13.Bonus: Classic Papers in RL Theory or Review

[99] Policy Gradient Methods for Reinforcement Learning with Function Approximation,Sutton et al,2000.Contributions:Established policy gradient theorem and showed convergence of policy gradient algorithm for arbitrary policy classes.
[100] An Analysis of Temporal-Difference Learning with Function Approximation,Tsitsiklis and Van Roy,1997.Contributions:Variety of convergence results and counter-examples for value-learning methods in RL.
[101] Reinforcement Learning of Motor Skills with Policy Gradients,Peters and Schaal,2008.Contributions:Thorough review of policy gradient methods at the time,many of which are still serviceable descriptions of betway电竞deep RL methods.
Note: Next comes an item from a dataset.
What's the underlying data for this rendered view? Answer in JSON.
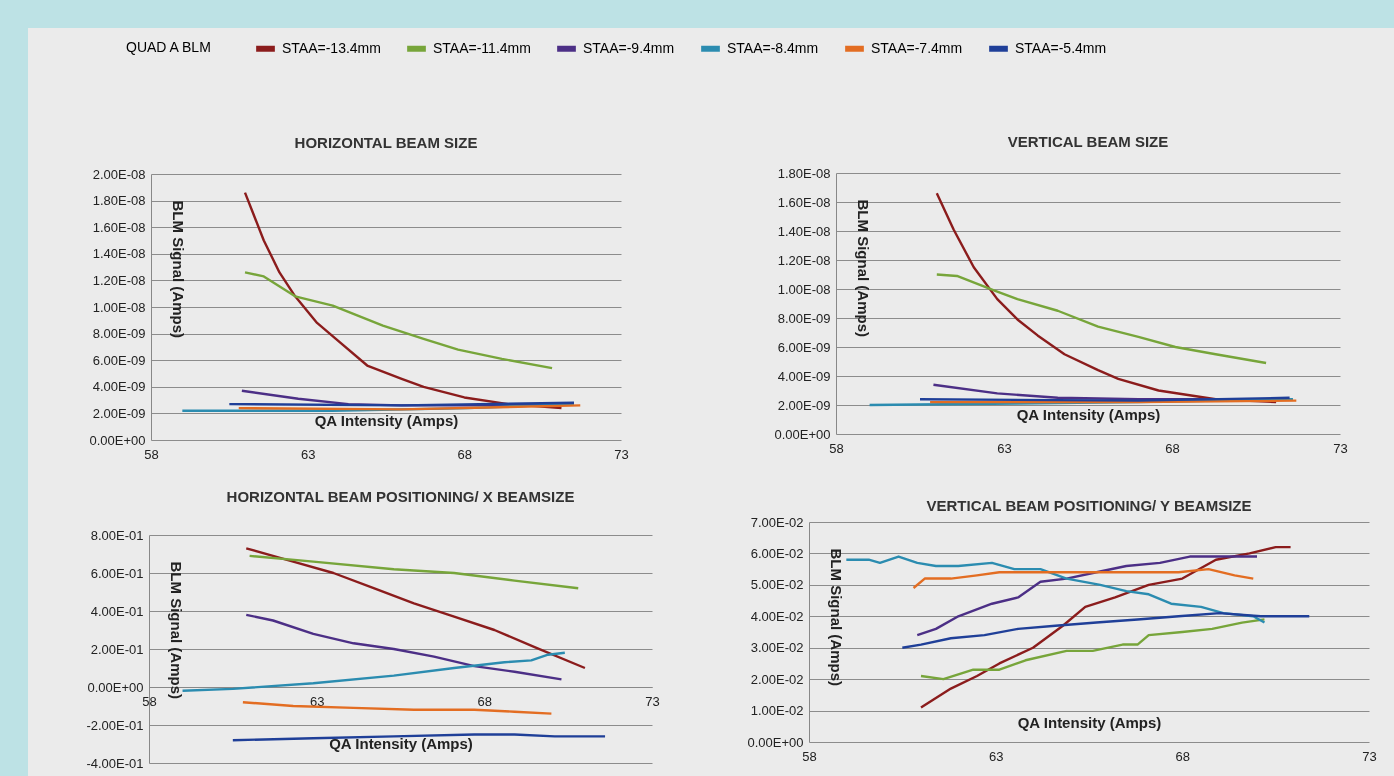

[102] Approximately Optimal Approximate Reinforcement Learning,Kakade and Langford,2002.Contributions:Early roots for monotonic improvement theory,later leading to theoretical justification for TRPO and other algorithms.
[103] A Natural Policy Gradient,Kakade,2002.Contributions:Brought natural gradients into RL,later leading to TRPO,ACKTR,and several other methods in betway电竞deep RL.
[104] Algorithms for Reinforcement Learning,Szepesvari,2009.Contributions:Unbeatable reference on RL before betway电竞deep RL,containing foundations and theoretical background.